It's
interesting how Ulysses arguably took the novel to its formal and experimental
end in 1921, and now nearly 100 years later we've mostly returned to the
Victorian era of narrative linearity. (Nothing wrong with that.) The '20s was
one helluva radical decade from the future jazz, talkies in cinema, stream of
consciousness, Freud, Einstein, serialism in music, Eliot and Pound! --
Unreal. Now, in 2019, retrograde rap, gaming, superhero movies and
remakes, gangster novels in a Low Fantasy milieu run the show. Maybe many
people prefer something that is timelessly good rather than worrying about
experimentalism and modernity or their absence. Of course that opens a can of
worms as to what “good” would mean. Isn't the 'great' novel a manifestation of serious
society of serious people striving to shine a light on humanity's absurdities
and possibilities? We're not a serious society anymore in the industrial
'West'; just an ant hill living on the bounty of an overturned lorry. Stacks of
bound paper between two cardboard covers maybe selling like Billie Burgers;
does that mean the fantasy novel is dead? Maybe it’s its high counterpart that
needs saving.
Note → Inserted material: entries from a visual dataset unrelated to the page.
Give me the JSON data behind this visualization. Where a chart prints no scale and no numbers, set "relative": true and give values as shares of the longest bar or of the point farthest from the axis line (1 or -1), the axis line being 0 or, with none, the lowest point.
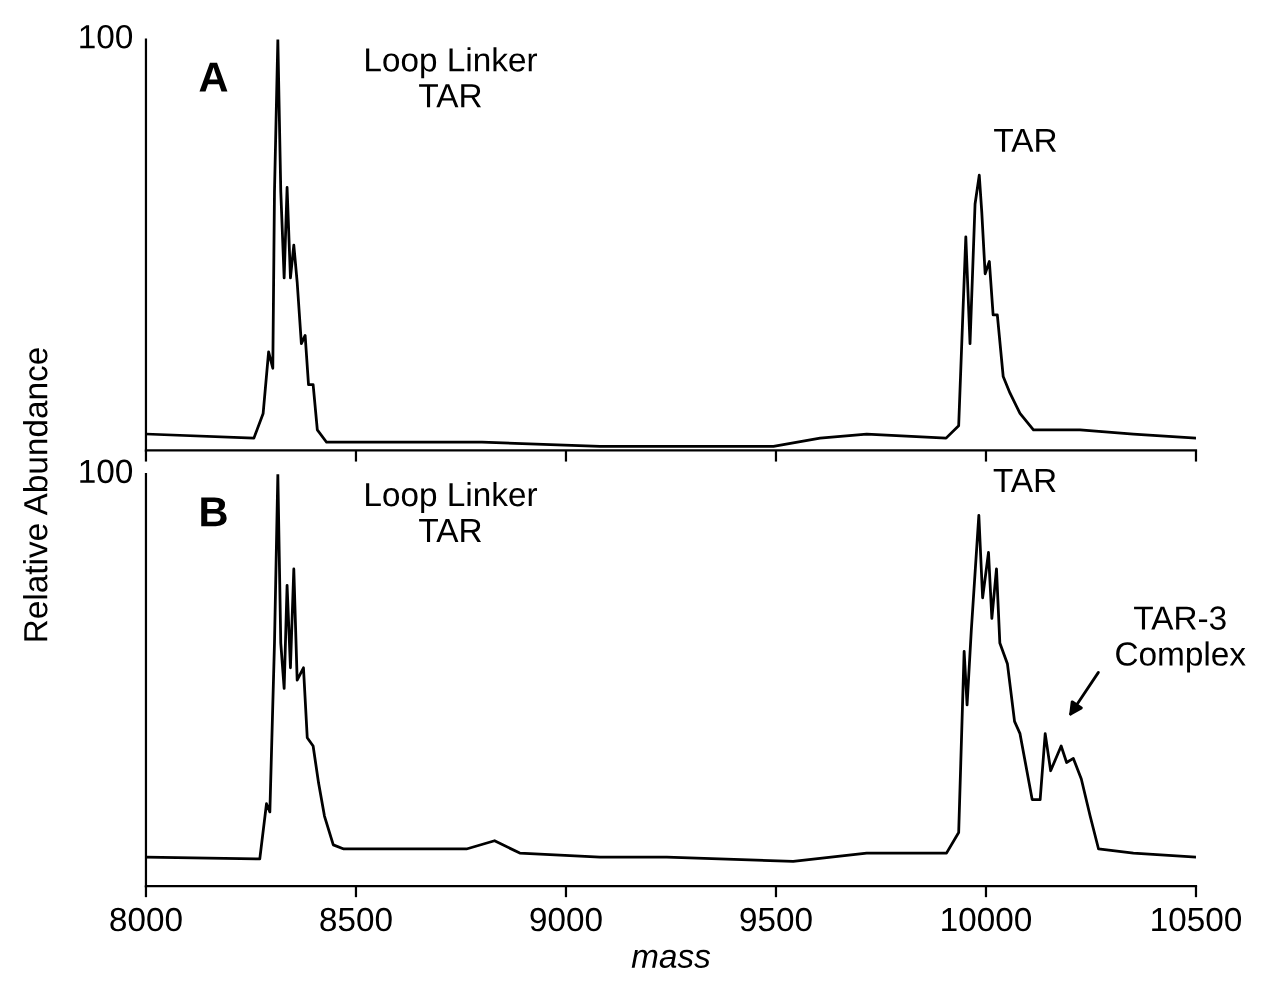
{
  "chart_data": [
    {
      "type": "line",
      "relative": true,
      "ylabel": "Relative Abundance",
      "xlim": [
        8000,
        10500
      ],
      "xticks": [
        8000,
        8500,
        9000,
        9500,
        10000,
        10500
      ],
      "tick_labels": false,
      "grid": false,
      "legend": false,
      "marker": "none",
      "line_style": "solid",
      "annotations": [
        "100",
        "A",
        "Loop Linker\nTAR",
        {
          "text": "TAR",
          "x": 9984,
          "y": 0.67
        }
      ],
      "series": [
        {
          "color": "#000000",
          "x": [
            8000,
            8257,
            8279,
            8292,
            8302,
            8306,
            8314,
            8321,
            8329,
            8336,
            8344,
            8352,
            8360,
            8370,
            8379,
            8387,
            8398,
            8408,
            8430,
            8600,
            8800,
            9081,
            9494,
            9605,
            9716,
            9905,
            9935,
            9946,
            9952,
            9962,
            9974,
            9984,
            9990,
            9998,
            10008,
            10017,
            10027,
            10041,
            10057,
            10081,
            10113,
            10224,
            10351,
            10500
          ],
          "values": [
            0.04,
            0.03,
            0.09,
            0.24,
            0.2,
            0.63,
            1.0,
            0.63,
            0.42,
            0.64,
            0.42,
            0.5,
            0.41,
            0.26,
            0.28,
            0.16,
            0.16,
            0.05,
            0.02,
            0.02,
            0.02,
            0.01,
            0.01,
            0.03,
            0.04,
            0.03,
            0.06,
            0.36,
            0.52,
            0.26,
            0.6,
            0.67,
            0.58,
            0.43,
            0.46,
            0.33,
            0.33,
            0.18,
            0.14,
            0.09,
            0.05,
            0.05,
            0.04,
            0.03
          ]
        }
      ]
    },
    {
      "type": "line",
      "relative": true,
      "xlabel": "mass",
      "xlim": [
        8000,
        10500
      ],
      "xticks": [
        8000,
        8500,
        9000,
        9500,
        10000,
        10500
      ],
      "tick_labels": "x",
      "grid": false,
      "legend": false,
      "marker": "none",
      "line_style": "solid",
      "annotations": [
        "100",
        "B",
        "Loop Linker\nTAR",
        {
          "text": "TAR",
          "x": 9983,
          "y": 0.9
        },
        "TAR-3\nComplex"
      ],
      "series": [
        {
          "color": "#000000",
          "x": [
            8000,
            8271,
            8287,
            8295,
            8306,
            8314,
            8321,
            8329,
            8336,
            8344,
            8352,
            8360,
            8375,
            8384,
            8398,
            8411,
            8425,
            8446,
            8471,
            8763,
            8830,
            8890,
            9081,
            9240,
            9541,
            9716,
            9906,
            9935,
            9948,
            9955,
            9965,
            9983,
            9992,
            10006,
            10014,
            10025,
            10033,
            10051,
            10068,
            10081,
            10110,
            10129,
            10141,
            10154,
            10179,
            10192,
            10208,
            10227,
            10248,
            10268,
            10351,
            10500
          ],
          "values": [
            0.07,
            0.066,
            0.2,
            0.18,
            0.59,
            1.0,
            0.59,
            0.48,
            0.73,
            0.53,
            0.77,
            0.5,
            0.53,
            0.36,
            0.34,
            0.25,
            0.17,
            0.1,
            0.09,
            0.09,
            0.11,
            0.08,
            0.07,
            0.07,
            0.06,
            0.08,
            0.08,
            0.13,
            0.57,
            0.44,
            0.62,
            0.9,
            0.7,
            0.81,
            0.65,
            0.77,
            0.59,
            0.54,
            0.4,
            0.37,
            0.21,
            0.21,
            0.37,
            0.28,
            0.34,
            0.3,
            0.31,
            0.26,
            0.17,
            0.09,
            0.08,
            0.07
          ]
        }
      ]
    }
  ]
}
While we frequently hear about motivation (e.g., Kurt Vonnegut
said a character should at least be motivated to drink a glass of water),
reading this novel, one should wonder on how a lot of High Fantasy these days badly
need an active protagonist not plot-driven, i.e., one whom things just not happen
to. As usual we never get inside Vaelin's head, his psychology, and his
thoughts. He's just blank.
Better
than the awful “Blood Song”. Maybe Ryan one day will give us something.